Unlike in Dallas, his shot blocking and defensive rebounding alone would have been enough for LA to make him a max offer. The Clippers had only one reliable front court player on their roster in Griffin, with only Glen Davis left to take Jordan’s spot they also ran out of options fast in free agency at the center position. Without Jordan at the rim, the Clippers would have been in major trouble on the defensive end with Griffin and Davis manning the paint. Neither are traditional bigs to begin with, but add their lack of defensive skills to the equation, and the Clips would find themselves playing from behind an awful lot next season.
And did I also mention that Glen Davis is just an all-around not good basketball player?

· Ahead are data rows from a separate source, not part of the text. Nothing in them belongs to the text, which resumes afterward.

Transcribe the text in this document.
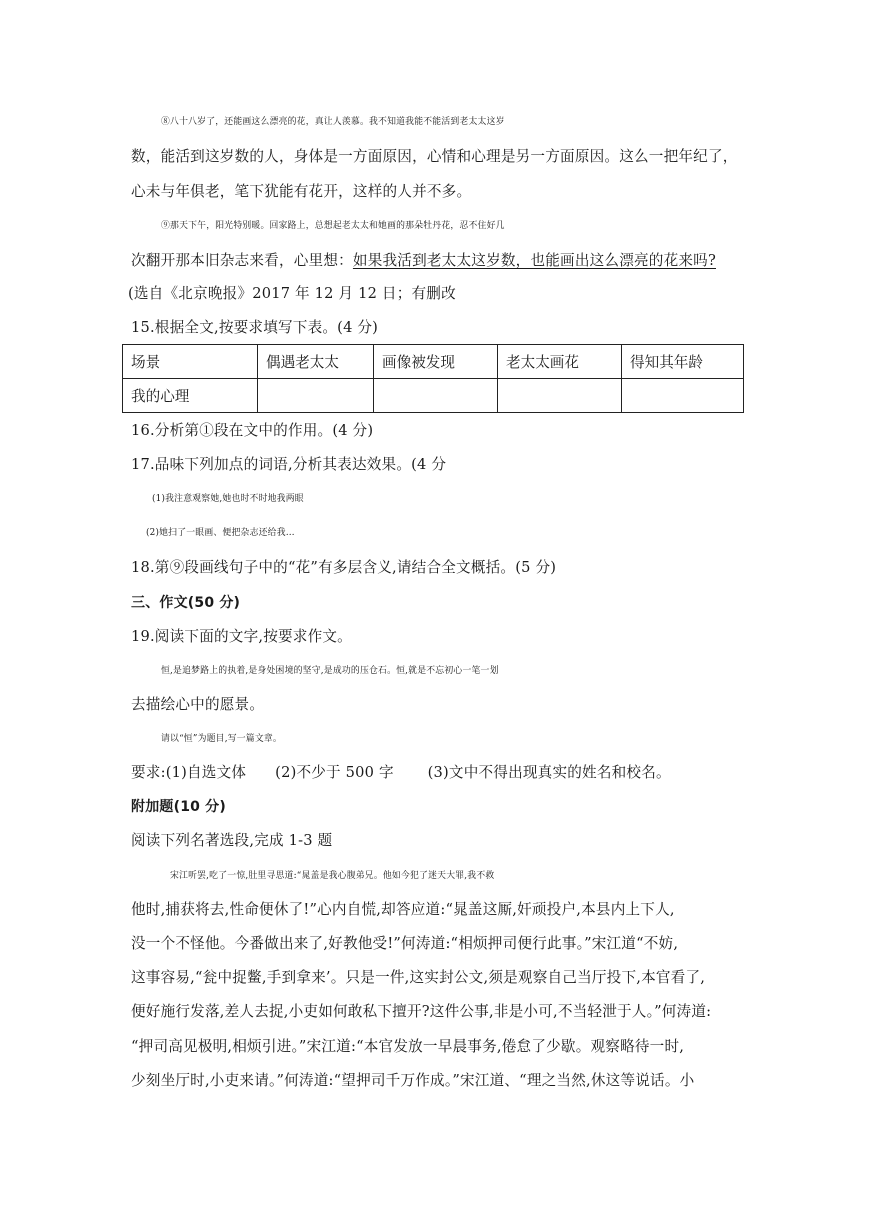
⑧八十八岁了，还能画这么漂亮的花，真让人羡慕。我不知道我能不能活到老太太这岁
数，能活到这岁数的人，身体是一方面原因，心情和心理是另一方面原因。这么一把年纪了，
心未与年俱老，笔下犹能有花开，这样的人并不多。
⑨那天下午，阳光特别暖。回家路上，总想起老太太和她画的那朵牡丹花，忍不住好几
次翻开那本旧杂志来看，心里想：如果我活到老太太这岁数，也能画出这么漂亮的花来吗?
(选自《北京晚报》2017 年 12 月 12 日；有删改
15.根据全文,按要求填写下表。(4 分)
场景	偶遇老太太	画像被发现	老太太画花	得知其年龄
我的心理				
16.分析第①段在文中的作用。(4 分)
17.品味下列加点的词语,分析其表达效果。(4 分
(1)我注意观察她,她也时不时地我两眼
(2)她扫了一眼画、便把杂志还给我…
18.第⑨段画线句子中的“花”有多层含义,请结合全文概括。(5 分)
三、作文(50 分)
19.阅读下面的文字,按要求作文。
恒,是追梦路上的执着,是身处困境的坚守,是成功的压仓石。恒,就是不忘初心一笔一划
去描绘心中的愿景。
请以“恒”为题目,写一篇文章。
要求:(1)自选文体      (2)不少于 500 字       (3)文中不得出现真实的姓名和校名。
附加题(10 分)
阅读下列名著选段,完成 1-3 题
宋江听罢,吃了一惊,肚里寻思道:“晁盖是我心腹弟兄。他如今犯了迷天大罪,我不救
他时,捕获将去,性命便休了!”心内自慌,却答应道:“晁盖这厮,奸顽投户,本县内上下人,
没一个不怪他。今番做出来了,好教他受!”何涛道:“相烦押司便行此事。”宋江道“不妨,
这事容易,“瓮中捉鳖,手到拿来’。只是一件,这实封公文,须是观察自己当厅投下,本官看了,
便好施行发落,差人去捉,小吏如何敢私下擅开?这件公事,非是小可,不当轻泄于人。”何涛道:
“押司高见极明,相烦引进。”宋江道:“本官发放一早晨事务,倦怠了少歇。观察略待一时,
少刻坐厅时,小吏来请。”何涛道:“望押司千万作成。”宋江道、“理之当然,休这等说话。小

Starting Davis is like telling the other team that you are basically playing a man down.
I agree with JJ Reddick that the Clippers would have failed free agency if they didn’t bring Jordan back into the fold. Without Jordan, the Clippers would have floated to the back end of the Western Conference playoff teams and wasted another year of Paul and Griffin being in their prime. With Jordan, and the addition of Lance Stevenson, the Clippers look poised to make a deep playoff run again.
During the whole Jordan Saga , I kept thinking about Amare Stoudemire opting out of his deal with the Phoenix Suns in 2010 and cashing in with the Knicks that summer. Stoudemire’s game was made for the break neck speed of then coach Mike D’Antoni’s offensive system. Stoudemire had a little bit better mid-range game than Jordan, but was more of a slasher and powerful finisher at the rim. Even with D’Antoni now coaching the Knicks at this time, Stoudemire didn’t have a great supporting cast and the lack of a great facilitator (he had Steve Nash in Phoenix) you could see him trying to force his game to change into something he couldn’t achieve: A one-on-one post threat. It got worse when the Knicks traded for Carmelo Anthony, a guy who had no business being in the D’Antoni’s system. Anthony was a dominate one-on-one player and stopped the fast paced offense with his isolation. To be fair, Stoudemire did get bit by the injury bug, but when the Knicks fired D’Antoni and cut point guard Chauncy Billips, Stoudemire looked lost in the offense. That combination of injury and offensive philosophy change sunk Stoudemire’s career.
I envisioned this happening to Jordan in either Dallas or, coincidentally, in New York, who was chasing him as well. Minus Jordan being a much better defensively, he plays a lot like Stoudemire on the offensive end and is considered one of the best finishers in all the NBA. His change of heart, whether you agree with it or not, will allow Jordan to continue being a great defensive player and slasher in LA, rather then just another mistake on a team’s financial report.